Modifying Test Signal Generation#

What I did this week#

One of the tasks I did this week was modify the cti_design_matrix again, as asked by my mentor to make the code more readable. The initial code was following pep8 standard but it wasn’t very easy to read, but now it is. Also, I realized that the main reason my signals weren’t matching the ground truth values before at all was because the eigenvalues and eigenvectors of the diffusion tensor distribution were wrong. This was because, before I tried getting D_flat by doing: np.squeeze(from_3x3_to_6x1(D)) which returned a tensor of shape ( 6, ). But in this case, it returned the diffusion tensor elements in the order : Dxx, Dyy, Dzz and so on which isn’t the correct format of input expected for the “from_lower_triangular” function. So, initially, we were doing : evals, evecs = decompose_tensor(from_lower_triangular(D_flat)) where the from_lower_triangular function is returning a tensor of shape: (3,3). But then I realized that rather than calculating D_flat, we can simply do: evals, evecs = decompose_tensor(D_flat). Following this approach gave the correct value of “evals and evecs”. So, now we have the correct values of “evals and evecs” which made the signals come closer to the ground truth signals, but we still don’t have the signals completely matching the ground truth signals. Another problem we realized was that while passing “C”, covariance tensor parameters, we needed to make sure that we were passing the modified C parameters, that is “ccti”. This again helped in bringing the signals to the expected values. So, after talking things through with my mentor, and analyzing the QTI paper, we came to a few conclusions which could be done to improve the signal values.

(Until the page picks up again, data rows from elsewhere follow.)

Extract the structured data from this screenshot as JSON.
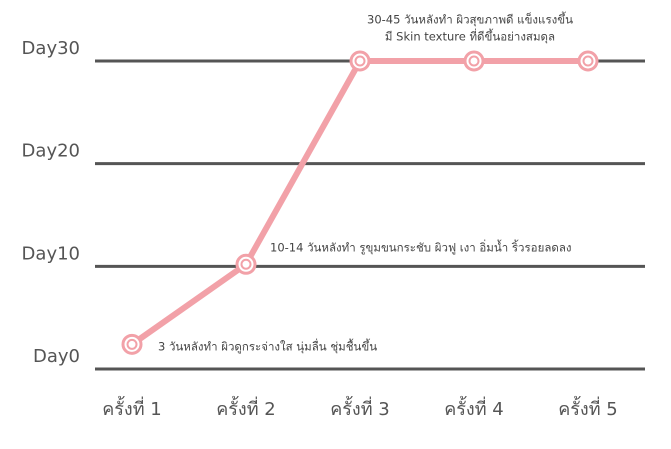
{
  "chart_data": {
    "type": "line",
    "categories": [
      "ครั้งที่ 1",
      "ครั้งที่ 2",
      "ครั้งที่ 3",
      "ครั้งที่ 4",
      "ครั้งที่ 5"
    ],
    "values": [
      2.4,
      10.2,
      30,
      30,
      30
    ],
    "color": "#f2a1a8",
    "ylim": [
      0,
      30
    ],
    "yticks": [
      {
        "value": 0,
        "label": "Day0"
      },
      {
        "value": 10,
        "label": "Day10"
      },
      {
        "value": 20,
        "label": "Day20"
      },
      {
        "value": 30,
        "label": "Day30"
      }
    ],
    "grid": true,
    "annotations": [
      "3 วันหลังทำ ผิวดูกระจ่างใส นุ่มลื่น ชุ่มชื้นขึ้น",
      "10-14 วันหลังทำ รูขุมขนกระชับ ผิวฟู เงา อิ่มน้ำ ริ้วรอยลดลง",
      "30-45 วันหลังทำ ผิวสุขภาพดี แข็งแรงขึ้น",
      "มี Skin texture ที่ดีขึ้นอย่างสมดุล"
    ]
  }
}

What is coming up next week#

We realized that there might be a slight probability that there is a typo somewhere in the actual implementation of the QTI signals. So we decided to contact the original author and code implementer of QTI. Also, one important thing I intend on doing is check the papers, and see the conversions are being done correctly, that is we are taking into consideration the (root2) factor which is present for some covariance tensor elements in the original paper. This is because, for the isotropic case we observe that the signals are matching perfectly because in the isotropic case all the (root2) parameters of the original covariance elements are zero. Another thing that I intend on doing is to create a new test method which will have some similarities to the test method in dki_tests.

Did I get stuck anywhere#

I didn’t get stuck anywhere, but trying to figure out the problem with the current signal generation did take some time and required looking into the research papers.